Whenever I sign my name, the result looks like a fifth grader has taken control of my pen.
One of the things I thought would automatically happen when I became an adult was that my signature would turn into one of those fancy scribbles. One that you can really only read a letter or two from. Like those often referred to as a “doctor’s signature”. But I’m still stuck in my awkward style of signing.
I blame it on my handwriting classes in elementary school where we were taught to write in cursive, and got points taken off if we’d write a capital “M” in print instead of a cursive one. I would try writing what I considered to be a “fancy M” with a curl coming off the bottom of the letter instead of the top, but that wasn’t accepted. I was taught to write a certain way, and I guess it stuck.
I always liked trying out new ways to write letters. In second grade I saw a classmate begin one of her words using an “A” with a rounded top. I thought that looked cool, so I decided to write one of my “A”s like that. On a spelling test, I wrote one of the rounded “A”s in the middle of a word, thinking I had improved the look of my word. When I got my paper back, even though I spelled the word correctly, it was marked as wrong because I had used a capital “A” (which I didn’t know that was strictly a capital “A” at the time) instead of “a”.
For our handwriting assignments in fifth grade, we would be required to copy a poem in cursive. I enjoyed putting on some music and copying the letters. It was an easy homework assignment. Fifth grade was also the year where the girls in my class would dot their “i”s with little circles instead of dots. Enough of them started doing this that the teacher had to make an announcement about it, that the letter “i” was in fact topped with a dot, not a circle. I remember handwriting being so specific. What are they even teaching about handwriting these days?
As I grew up, I realized that adults wrote however they wanted.

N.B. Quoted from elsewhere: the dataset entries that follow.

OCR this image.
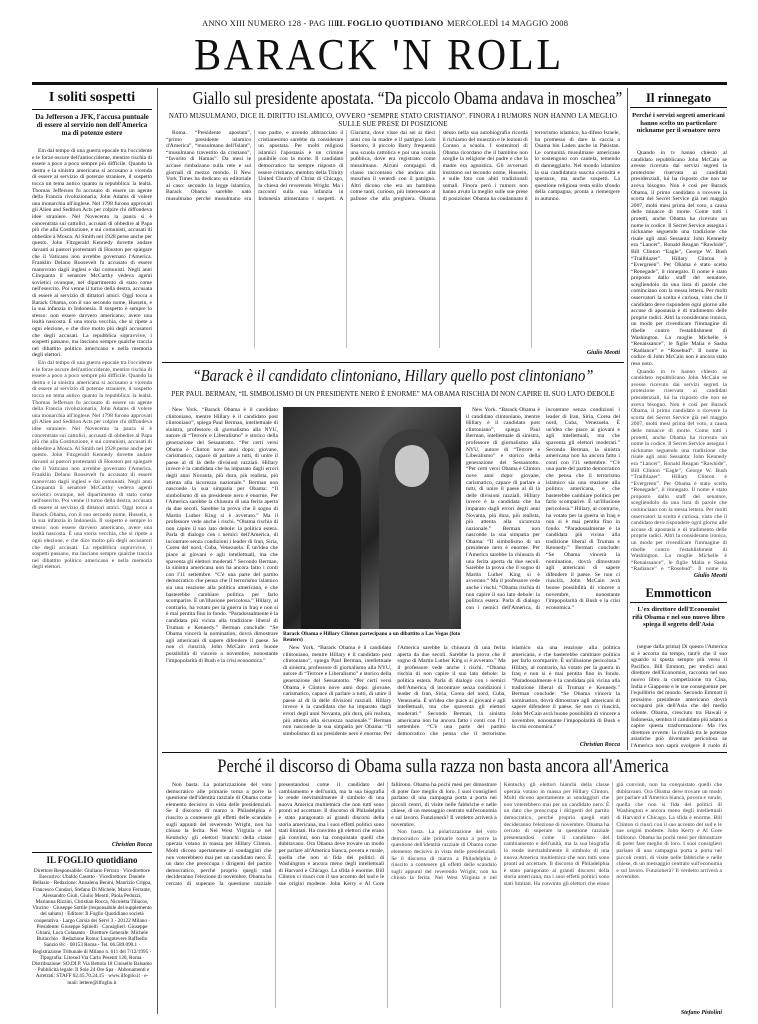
ANNO XIII NUMERO 128 - PAG III
IL FOGLIO QUOTIDIANO MERCOLEDÌ 14 MAGGIO 2008
BARACK 'N ROLL
I soliti sospetti
Da Jefferson a JFK, l'accusa puntuale di essere al servizio non dell'America ma di potenze estere

Ein dal tempo di una guerra epocale tra l'occidente e le forze oscure dell'antioccidente, mentire rischia di essere a poco a poco sempre più difficile. Quando la destra e la sinistra americana si accusano a vicenda di essere al servizio di potenze straniere, il sospetto tocca un tema antico quanto la repubblica: la lealtà. Thomas Jefferson fu accusato di essere un agente della Francia rivoluzionaria, John Adams di volere una monarchia all'inglese. Nel 1798 furono approvati gli Alien and Sedition Acts per colpire chi diffondeva idee straniere. Nel Novecento la paura si è concentrata sui cattolici, accusati di obbedire al Papa più che alla Costituzione, e sui comunisti, accusati di obbedire a Mosca. Al Smith nel 1928 perse anche per questo. John Fitzgerald Kennedy dovette andare davanti ai pastori protestanti di Houston per spiegare che il Vaticano non avrebbe governato l'America. Franklin Delano Roosevelt fu accusato di essere manovrato dagli inglesi e dai comunisti. Negli anni Cinquanta il senatore McCarthy vedeva agenti sovietici ovunque, nel dipartimento di stato come nell'esercito. Poi venne il turno della destra, accusata di essere al servizio di dittatori amici. Oggi tocca a Barack Obama, con il suo secondo nome, Hussein, e la sua infanzia in Indonesia. Il sospetto è sempre lo stesso: non essere davvero americano, avere una lealtà nascosta. È una storia vecchia, che si ripete a ogni elezione, e che dice molto più degli accusatori che degli accusati. La repubblica sopravvive, i sospetti passano, ma lasciano sempre qualche traccia nel dibattito politico americano e nella memoria degli elettori.

Ein dal tempo di una guerra epocale tra l'occidente e le forze oscure dell'antioccidente, mentire rischia di essere a poco a poco sempre più difficile. Quando la destra e la sinistra americana si accusano a vicenda di essere al servizio di potenze straniere, il sospetto tocca un tema antico quanto la repubblica: la lealtà. Thomas Jefferson fu accusato di essere un agente della Francia rivoluzionaria, John Adams di volere una monarchia all'inglese. Nel 1798 furono approvati gli Alien and Sedition Acts per colpire chi diffondeva idee straniere. Nel Novecento la paura si è concentrata sui cattolici, accusati di obbedire al Papa più che alla Costituzione, e sui comunisti, accusati di obbedire a Mosca. Al Smith nel 1928 perse anche per questo. John Fitzgerald Kennedy dovette andare davanti ai pastori protestanti di Houston per spiegare che il Vaticano non avrebbe governato l'America. Franklin Delano Roosevelt fu accusato di essere manovrato dagli inglesi e dai comunisti. Negli anni Cinquanta il senatore McCarthy vedeva agenti sovietici ovunque, nel dipartimento di stato come nell'esercito. Poi venne il turno della destra, accusata di essere al servizio di dittatori amici. Oggi tocca a Barack Obama, con il suo secondo nome, Hussein, e la sua infanzia in Indonesia. Il sospetto è sempre lo stesso: non essere davvero americano, avere una lealtà nascosta. È una storia vecchia, che si ripete a ogni elezione, e che dice molto più degli accusatori che degli accusati. La repubblica sopravvive, i sospetti passano, ma lasciano sempre qualche traccia nel dibattito politico americano e nella memoria degli elettori.

Christian Rocca
IL FOGLIO quotidiano
Direttore Responsabile: Giuliano Ferrara · Vicedirettore Esecutivo: Ubaldo Casotto · Vicedirettore: Daniele Bellasio · Redazione: Annalena Benini, Maurizio Crippa, Francesco Cundari, Stefano Di Michele, Marco Ferrante, Alessandro Giuli, Giulio Meotti, Paola Peduzzi, Marianna Rizzini, Christian Rocca, Nicoletta Tiliacos, Vincino · Giuseppe Sottile (responsabile del supplemento del sabato) · Editore: Il Foglio Quotidiano società cooperativa · Largo Corsia dei Servi 3 - 20122 Milano · Presidente: Giuseppe Spinelli · Consiglieri: Giuseppe Ghiani, Luca Colasanto · Direttore Generale: Michele Buracchio · Redazione Roma: Lungotevere Raffaello Sanzio 8/c · 00153 Roma - Tel. 06.589.090.1 · Registrazione Tribunale di Milano n. 611 del 7/12/1995 · Tipografia: Litosud Via Carlo Pesenti 130, Roma · Distribuzione: SO.DI.P. Via Bettola 18 Cinisello Balsamo · Pubblicità legale: Il Sole 24 Ore Spa · Abbonamenti e Arretrati: STAFF 02.45.70.24.15 · www.ilfoglio.it · e-mail: lettere@ilfoglio.it
Giallo sul presidente apostata. “Da piccolo Obama andava in moschea”
NATO MUSULMANO, DICE IL DIRITTO ISLAMICO, OVVERO “SEMPRE STATO CRISTIANO”. FINORA I RUMORS NON HANNO LA MEGLIO SULLE SUE PRESE DI POSIZIONE

Roma. “Presidente apostata”, “primo presidente islamico d'America”, “musulmano dell'Islam”, “musulmano travestito da cristiano”, “favorito di Hamas”. Da mesi le accuse rimbalzano sulla rete e sui giornali di mezzo mondo. Il New York Times ha dedicato un editoriale al caso: secondo la legge islamica, Barack Obama sarebbe nato musulmano perché musulmano era suo padre, e avendo abbracciato il cristianesimo sarebbe da considerare un apostata. Per molti religiosi islamici l'apostasia è un crimine punibile con la morte. Il candidato democratico ha sempre risposto di essere cristiano, membro della Trinity United Church of Christ di Chicago, la chiesa del reverendo Wright. Ma i racconti sulla sua infanzia in Indonesia alimentano i sospetti. A Giacarta, dove visse dai sei ai dieci anni con la madre e il patrigno Lolo Soetoro, il piccolo Barry frequentò una scuola cattolica e poi una scuola pubblica, dove era registrato come musulmano. Alcuni compagni di classe raccontano che andava alla moschea il venerdì con il patrigno. Altri dicono che era un bambino come tanti, curioso, più interessato al pallone che alla preghiera. Obama stesso nella sua autobiografia ricorda il richiamo del muezzin e le lezioni di Corano a scuola. I sostenitori di Obama ricordano che il bambino non sceglie la religione del padre e che la madre era agnostica. Gli avversari insistono sul secondo nome, Hussein, e sulle foto con abiti tradizionali somali. Finora però i rumors non hanno avuto la meglio sulle sue prese di posizione: Obama ha condannato il terrorismo islamico, ha difeso Israele, ha promesso di dare la caccia a Osama bin Laden anche in Pakistan. Le comunità musulmane americane lo sostengono con cautela, temendo di danneggiarlo. Nel mondo islamico la sua candidatura suscita curiosità e speranze, ma anche sospetti. La questione religiosa resta sullo sfondo della campagna, pronta a riemergere in autunno.

Giulio Meotti
“Barack è il candidato clintoniano, Hillary quello post clintoniano”
PER PAUL BERMAN, “IL SIMBOLISMO DI UN PRESIDENTE NERO È ENORME” MA OBAMA RISCHIA DI NON CAPIRE IL SUO LATO DEBOLE

New York. “Barack Obama è il candidato clintoniano, mentre Hillary è il candidato post clintoniano”, spiega Paul Berman, intellettuale di sinistra, professore di giornalismo alla NYU, autore di “Terrore e Liberalismo” e storico della generazione del Sessantotto. “Per certi versi Obama è Clinton nove anni dopo: giovane, carismatico, capace di parlare a tutti, di unire il paese al di là delle divisioni razziali. Hillary invece è la candidata che ha imparato dagli errori degli anni Novanta, più dura, più realista, più attenta alla sicurezza nazionale.” Berman non nasconde la sua simpatia per Obama: “Il simbolismo di un presidente nero è enorme. Per l'America sarebbe la chiusura di una ferita aperta da due secoli. Sarebbe la prova che il sogno di Martin Luther King si è avverato.” Ma il professore vede anche i rischi. “Obama rischia di non capire il suo lato debole: la politica estera. Parla di dialogo con i nemici dell'America, di incontrare senza condizioni i leader di Iran, Siria, Corea del nord, Cuba, Venezuela. È un'idea che piace ai giovani e agli intellettuali, ma che spaventa gli elettori moderati.” Secondo Berman, la sinistra americana non ha ancora fatto i conti con l'11 settembre. “C'è una parte del partito democratico che pensa che il terrorismo islamico sia una reazione alla politica americana, e che basterebbe cambiare politica per farlo scomparire. È un'illusione pericolosa.” Hillary, al contrario, ha votato per la guerra in Iraq e non si è mai pentita fino in fondo. “Paradossalmente è la candidata più vicina alla tradizione liberal di Truman e Kennedy.” Berman conclude: “Se Obama vincerà la nomination, dovrà dimostrare agli americani di sapere difendere il paese. Se non ci riuscirà, John McCain avrà buone possibilità di vincere a novembre, nonostante l'impopolarità di Bush e la crisi economica.”

Barack Obama e Hillary Clinton partecipano a un dibattito a Las Vegas (foto Reuters)

New York. “Barack Obama è il candidato clintoniano, mentre Hillary è il candidato post clintoniano”, spiega Paul Berman, intellettuale di sinistra, professore di giornalismo alla NYU, autore di “Terrore e Liberalismo” e storico della generazione del Sessantotto. “Per certi versi Obama è Clinton nove anni dopo: giovane, carismatico, capace di parlare a tutti, di unire il paese al di là delle divisioni razziali. Hillary invece è la candidata che ha imparato dagli errori degli anni Novanta, più dura, più realista, più attenta alla sicurezza nazionale.” Berman non nasconde la sua simpatia per Obama: “Il simbolismo di un presidente nero è enorme. Per l'America sarebbe la chiusura di una ferita aperta da due secoli. Sarebbe la prova che il sogno di Martin Luther King si è avverato.” Ma il professore vede anche i rischi. “Obama rischia di non capire il suo lato debole: la politica estera. Parla di dialogo con i nemici dell'America, di incontrare senza condizioni i leader di Iran, Siria, Corea del nord, Cuba, Venezuela. È un'idea che piace ai giovani e agli intellettuali, ma che spaventa gli elettori moderati.” Secondo Berman, la sinistra americana non ha ancora fatto i conti con l'11 settembre. “C'è una parte del partito democratico che pensa che il terrorismo islamico sia una reazione alla politica americana, e che basterebbe cambiare politica per farlo scomparire. È un'illusione pericolosa.” Hillary, al contrario, ha votato per la guerra in Iraq e non si è mai pentita fino in fondo. “Paradossalmente è la candidata più vicina alla tradizione liberal di Truman e Kennedy.” Berman conclude: “Se Obama vincerà la nomination, dovrà dimostrare agli americani di sapere difendere il paese. Se non ci riuscirà, John McCain avrà buone possibilità di vincere a novembre, nonostante l'impopolarità di Bush e la crisi economica.”

New York. “Barack Obama è il candidato clintoniano, mentre Hillary è il candidato post clintoniano”, spiega Paul Berman, intellettuale di sinistra, professore di giornalismo alla NYU, autore di “Terrore e Liberalismo” e storico della generazione del Sessantotto. “Per certi versi Obama è Clinton nove anni dopo: giovane, carismatico, capace di parlare a tutti, di unire il paese al di là delle divisioni razziali. Hillary invece è la candidata che ha imparato dagli errori degli anni Novanta, più dura, più realista, più attenta alla sicurezza nazionale.” Berman non nasconde la sua simpatia per Obama: “Il simbolismo di un presidente nero è enorme. Per l'America sarebbe la chiusura di una ferita aperta da due secoli. Sarebbe la prova che il sogno di Martin Luther King si è avverato.” Ma il professore vede anche i rischi. “Obama rischia di non capire il suo lato debole: la politica estera. Parla di dialogo con i nemici dell'America, di incontrare senza condizioni i leader di Iran, Siria, Corea del nord, Cuba, Venezuela. È un'idea che piace ai giovani e agli intellettuali, ma che spaventa gli elettori moderati.” Secondo Berman, la sinistra americana non ha ancora fatto i conti con l'11 settembre. “C'è una parte del partito democratico che pensa che il terrorismo islamico sia una reazione alla politica americana, e che basterebbe cambiare politica per farlo scomparire. È un'illusione pericolosa.” Hillary, al contrario, ha votato per la guerra in Iraq e non si è mai pentita fino in fondo. “Paradossalmente è la candidata più vicina alla tradizione liberal di Truman e Kennedy.” Berman conclude: “Se Obama vincerà la nomination, dovrà dimostrare agli americani di sapere difendere il paese. Se non ci riuscirà, John McCain avrà buone possibilità di vincere a novembre, nonostante l'impopolarità di Bush e la crisi economica.”

Christian Rocca
Perché il discorso di Obama sulla razza non basta ancora all'America

Non basta. La polarizzazione del voto democratico alle primarie torna a porre la questione dell'identità razziale di Obama come elemento decisivo in vista delle presidenziali. Se il discorso di marzo a Philadelphia è riuscito a contenere gli effetti delle scandalo sugli appunti del reverendo Wright, non ha chiuso la ferita. Nel West Virginia e nel Kentucky gli elettori bianchi della classe operaia votano in massa per Hillary Clinton. Molti dicono apertamente ai sondaggisti che non voterebbero mai per un candidato nero. È un dato che preoccupa i dirigenti del partito democratico, perché proprio quegli stati decideranno l'elezione di novembre. Obama ha cercato di superare la questione razziale presentandosi come il candidato del cambiamento e dell'unità, ma la sua biografia lo rende inevitabilmente il simbolo di una nuova America multietnica che non tutti sono pronti ad accettare. Il discorso di Philadelphia è stato paragonato ai grandi discorsi della storia americana, ma i suoi effetti politici sono stati limitati. Ha convinto gli elettori che erano già convinti, non ha conquistato quelli che dubitavano. Ora Obama deve trovare un modo per parlare all'America bianca, povera e rurale, quella che non si fida dei politici di Washington e ancora meno degli intellettuali di Harvard e Chicago. La sfida è enorme. Bill Clinton ci riuscì con il suo accento del sud e le sue origini modeste. John Kerry e Al Gore fallirono. Obama ha pochi mesi per dimostrare di poter fare meglio di loro. I suoi consiglieri parlano di una campagna porta a porta nei piccoli centri, di visite nelle fabbriche e nelle chiese, di un messaggio centrato sull'economia e sul lavoro. Funzionerà? Il verdetto arriverà a novembre.

Non basta. La polarizzazione del voto democratico alle primarie torna a porre la questione dell'identità razziale di Obama come elemento decisivo in vista delle presidenziali. Se il discorso di marzo a Philadelphia è riuscito a contenere gli effetti delle scandalo sugli appunti del reverendo Wright, non ha chiuso la ferita. Nel West Virginia e nel Kentucky gli elettori bianchi della classe operaia votano in massa per Hillary Clinton. Molti dicono apertamente ai sondaggisti che non voterebbero mai per un candidato nero. È un dato che preoccupa i dirigenti del partito democratico, perché proprio quegli stati decideranno l'elezione di novembre. Obama ha cercato di superare la questione razziale presentandosi come il candidato del cambiamento e dell'unità, ma la sua biografia lo rende inevitabilmente il simbolo di una nuova America multietnica che non tutti sono pronti ad accettare. Il discorso di Philadelphia è stato paragonato ai grandi discorsi della storia americana, ma i suoi effetti politici sono stati limitati. Ha convinto gli elettori che erano già convinti, non ha conquistato quelli che dubitavano. Ora Obama deve trovare un modo per parlare all'America bianca, povera e rurale, quella che non si fida dei politici di Washington e ancora meno degli intellettuali di Harvard e Chicago. La sfida è enorme. Bill Clinton ci riuscì con il suo accento del sud e le sue origini modeste. John Kerry e Al Gore fallirono. Obama ha pochi mesi per dimostrare di poter fare meglio di loro. I suoi consiglieri parlano di una campagna porta a porta nei piccoli centri, di visite nelle fabbriche e nelle chiese, di un messaggio centrato sull'economia e sul lavoro. Funzionerà? Il verdetto arriverà a novembre.

Stefano Pistolini
Il rinnegato
Perché i servizi segreti americani hanno scelto un particolare nickname per il senatore nero

Quando in tv hanno chiesto al candidato repubblicano John McCain se avesse ricevuto dai servizi segreti la protezione riservata ai candidati presidenziali, lui ha risposto che non ne aveva bisogno. Non è così per Barack Obama, il primo candidato a ricevere la scorta del Secret Service già nel maggio 2007, molti mesi prima del voto, a causa delle minacce di morte. Come tutti i protetti, anche Obama ha ricevuto un nome in codice. Il Secret Service assegna i nickname seguendo una tradizione che risale agli anni Sessanta: John Kennedy era “Lancer”, Ronald Reagan “Rawhide”, Bill Clinton “Eagle”, George W. Bush “Trailblazer”. Hillary Clinton è “Evergreen”. Per Obama è stato scelto “Renegade”, il rinnegato. Il nome è stato proposto dallo staff del senatore, scegliendolo da una lista di parole che cominciano con la stessa lettera. Per molti osservatori la scelta è curiosa, visto che il candidato deve rispondere ogni giorno alle accuse di apostasia e di tradimento delle proprie radici. Altri la considerano ironica, un modo per rivendicare l'immagine di ribelle contro l'establishment di Washington. La moglie Michelle è “Renaissance”, le figlie Malia e Sasha “Radiance” e “Rosebud”. Il nome in codice di John McCain non è ancora stato reso noto.

Quando in tv hanno chiesto al candidato repubblicano John McCain se avesse ricevuto dai servizi segreti la protezione riservata ai candidati presidenziali, lui ha risposto che non ne aveva bisogno. Non è così per Barack Obama, il primo candidato a ricevere la scorta del Secret Service già nel maggio 2007, molti mesi prima del voto, a causa delle minacce di morte. Come tutti i protetti, anche Obama ha ricevuto un nome in codice. Il Secret Service assegna i nickname seguendo una tradizione che risale agli anni Sessanta: John Kennedy era “Lancer”, Ronald Reagan “Rawhide”, Bill Clinton “Eagle”, George W. Bush “Trailblazer”. Hillary Clinton è “Evergreen”. Per Obama è stato scelto “Renegade”, il rinnegato. Il nome è stato proposto dallo staff del senatore, scegliendolo da una lista di parole che cominciano con la stessa lettera. Per molti osservatori la scelta è curiosa, visto che il candidato deve rispondere ogni giorno alle accuse di apostasia e di tradimento delle proprie radici. Altri la considerano ironica, un modo per rivendicare l'immagine di ribelle contro l'establishment di Washington. La moglie Michelle è “Renaissance”, le figlie Malia e Sasha “Radiance” e “Rosebud”. Il nome in

Giulio Meotti
Emmotticon
L'ex direttore dell'Economist rifà Obama e nel suo nuovo libro spiega il segreto dell'Asia

(segue dalla prima) Di questo l'America si è accorta da tempo, tant'è che il suo sguardo si sposta sempre più verso il Pacifico. Bill Emmott, per tredici anni direttore dell'Economist, racconta nel suo nuovo libro la competizione tra Cina, India e Giappone e le sue conseguenze per l'equilibrio del mondo. Secondo Emmott il prossimo presidente americano dovrà occuparsi più dell'Asia che del medio oriente. Obama, cresciuto tra Hawaii e Indonesia, sembra il candidato più adatto a capire questa trasformazione. Ma l'ex direttore avverte: la rivalità tra le potenze asiatiche può diventare pericolosa se l'America non saprà svolgere il ruolo di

Even teachers in other subjects didn’t have good handwriting. The world wasn’t nearly as strict as I thought it would be. So I now write in cursive, print, and a mixture of both, depending on the mood of my hand that day. So there!

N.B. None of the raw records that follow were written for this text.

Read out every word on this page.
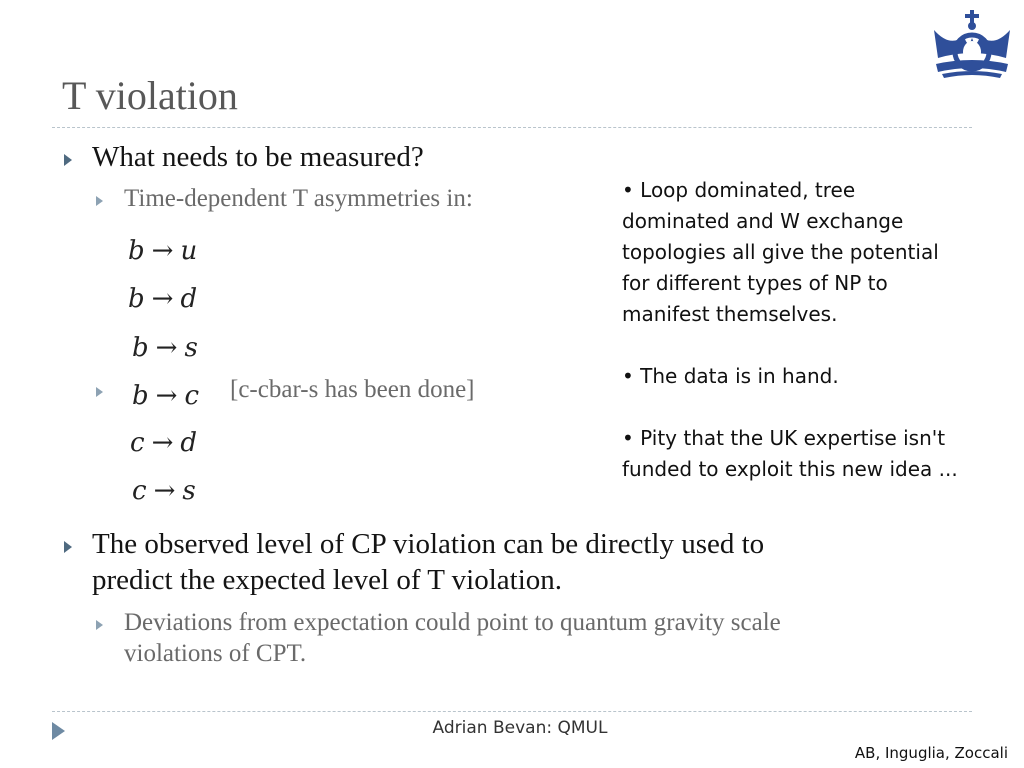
T violation
What needs to be measured?
Time-dependent T asymmetries in:
b → u
b → d
b → s
b → c [c-cbar-s has been done]
c → d
c → s

• Loop dominated, tree dominated and W exchange topologies all give the potential for different types of NP to manifest themselves.

• The data is in hand.

• Pity that the UK expertise isn't funded to exploit this new idea ...

The observed level of CP violation can be directly used to
predict the expected level of T violation.
Deviations from expectation could point to quantum gravity scale
violations of CPT.
Adrian Bevan: QMUL
AB, Inguglia, Zoccali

Even when people check out at the credit card machine in a store, I’ve seen signatures get accepted when they’re nothing but a line or a dot. No signature required! What’s up with that? Cashiers probably think I take forever when I check out because I have this inner need to write out every letter of my 17-letter name. Sorry!
I’ve seen friends practicing their signature in hopes of changing it to be more fancy-looking. Maybe that’s what I need to do. Did you guys ever naturally develop a fancy signature?